Immunocytochemistry data evidence the ability of peptides T-32 and T-38 to induce differentiation of the cortical thymocytes in the direction of T-regulatory cells. The peptides facilitate proliferative activity, decrease the level of apoptosis, and increase the expression of antiapoptotic factors. The effect of peptide T-32 in its most is shown through its effect on the mature CD4+CD25+ cells. The action of T-38 was mostly targeted at the immature CD4+CD8+ thymocytes. Electron microscopy and cytometry studies confirmed the results received by the method of immunocytochemistry and pointed at the fact that synthetic peptides T-32 and T-38 are effective stimulators of differentiation and proliferation as well as inhibitors of thymocytes' apoptosis on different levels of their development.
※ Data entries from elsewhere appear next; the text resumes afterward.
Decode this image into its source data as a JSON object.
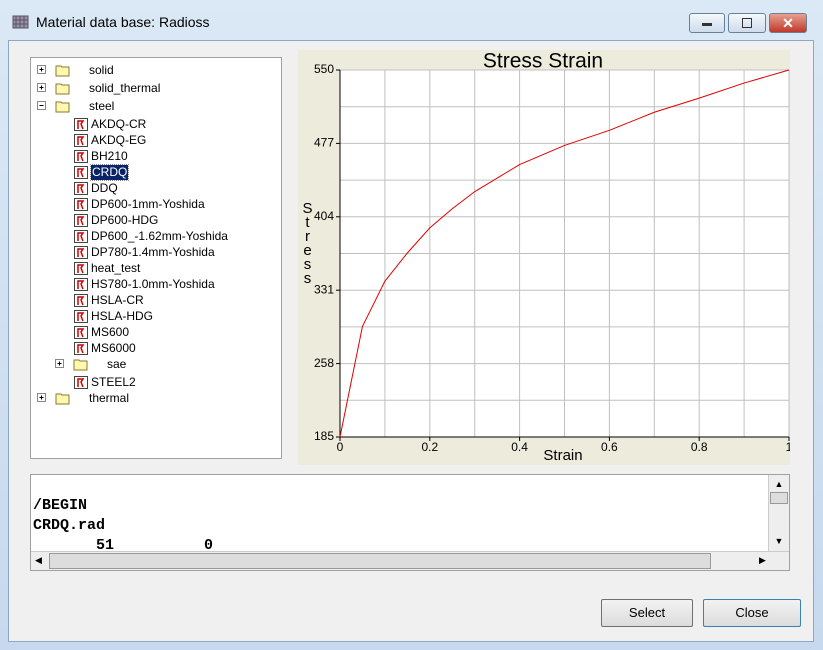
{
  "window": {
    "title": "Material data base: Radioss"
  },
  "tree": {
    "items": [
      {
        "label": "solid",
        "level": 0,
        "folder": true,
        "expanded": false
      },
      {
        "label": "solid_thermal",
        "level": 0,
        "folder": true,
        "expanded": false
      },
      {
        "label": "steel",
        "level": 0,
        "folder": true,
        "expanded": true
      },
      {
        "label": "AKDQ-CR",
        "level": 1,
        "folder": false
      },
      {
        "label": "AKDQ-EG",
        "level": 1,
        "folder": false
      },
      {
        "label": "BH210",
        "level": 1,
        "folder": false
      },
      {
        "label": "CRDQ",
        "level": 1,
        "folder": false,
        "selected": true
      },
      {
        "label": "DDQ",
        "level": 1,
        "folder": false
      },
      {
        "label": "DP600-1mm-Yoshida",
        "level": 1,
        "folder": false
      },
      {
        "label": "DP600-HDG",
        "level": 1,
        "folder": false
      },
      {
        "label": "DP600_-1.62mm-Yoshida",
        "level": 1,
        "folder": false
      },
      {
        "label": "DP780-1.4mm-Yoshida",
        "level": 1,
        "folder": false
      },
      {
        "label": "heat_test",
        "level": 1,
        "folder": false
      },
      {
        "label": "HS780-1.0mm-Yoshida",
        "level": 1,
        "folder": false
      },
      {
        "label": "HSLA-CR",
        "level": 1,
        "folder": false
      },
      {
        "label": "HSLA-HDG",
        "level": 1,
        "folder": false
      },
      {
        "label": "MS600",
        "level": 1,
        "folder": false
      },
      {
        "label": "MS6000",
        "level": 1,
        "folder": false
      },
      {
        "label": "sae",
        "level": 1,
        "folder": true,
        "expanded": false
      },
      {
        "label": "STEEL2",
        "level": 1,
        "folder": false
      },
      {
        "label": "thermal",
        "level": 0,
        "folder": true,
        "expanded": false
      }
    ]
  },
  "chart_data": {
    "type": "line",
    "title": "Stress Strain",
    "x_label": "Strain",
    "y_label": "Stress",
    "x": [
      0,
      0.05,
      0.1,
      0.15,
      0.2,
      0.25,
      0.3,
      0.4,
      0.5,
      0.6,
      0.7,
      0.8,
      0.9,
      1
    ],
    "series": [
      {
        "color": "#e00000",
        "values": [
          185,
          295,
          340,
          368,
          393,
          412,
          429,
          456,
          475,
          490,
          508,
          522,
          537,
          550
        ]
      }
    ],
    "xlim": [
      0,
      1
    ],
    "xticks": [
      0,
      0.2,
      0.4,
      0.6,
      0.8,
      1
    ],
    "ylim": [
      185,
      550
    ],
    "yticks": [
      185,
      258,
      331,
      404,
      477,
      550
    ],
    "xgrid": [
      0,
      0.1,
      0.2,
      0.3,
      0.4,
      0.5,
      0.6,
      0.7,
      0.8,
      0.9,
      1
    ],
    "ygrid": [
      185,
      221.5,
      258,
      294.5,
      331,
      367.5,
      404,
      440.5,
      477,
      513.5,
      550
    ],
    "grid": true
  },
  "text_area": {
    "lines": [
      "/BEGIN",
      "CRDQ.rad",
      "       51          0"
    ]
  },
  "buttons": {
    "select": "Select",
    "close": "Close"
  }
}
The obtained results cohere with the experimental data which revealed a stimulating effect of the synthetic peptides of thymus and epiphysis on the differentiation of the polypotent cells [3, 6]. The retina peptides were shown earlier to stimulate proliferative activity of the pigmented epithelium [3]. The experimental results obtained and the literature data available suggest that the peptide regulation is based on the ability of peptides to stimulate the proliferative activity and differentiation of cells. It is worth mentioning that the given effects in different tissues are achieved only under the action of specific peptides.

5. Conclusion

The results of investigation evidence the property of peptide bioregulators to promote the enhanced functional activity of the thymus. Synthetic peptides reveal tissue-specific mechanism of action and targeted stimulation of cells, proliferative activity and differentiation.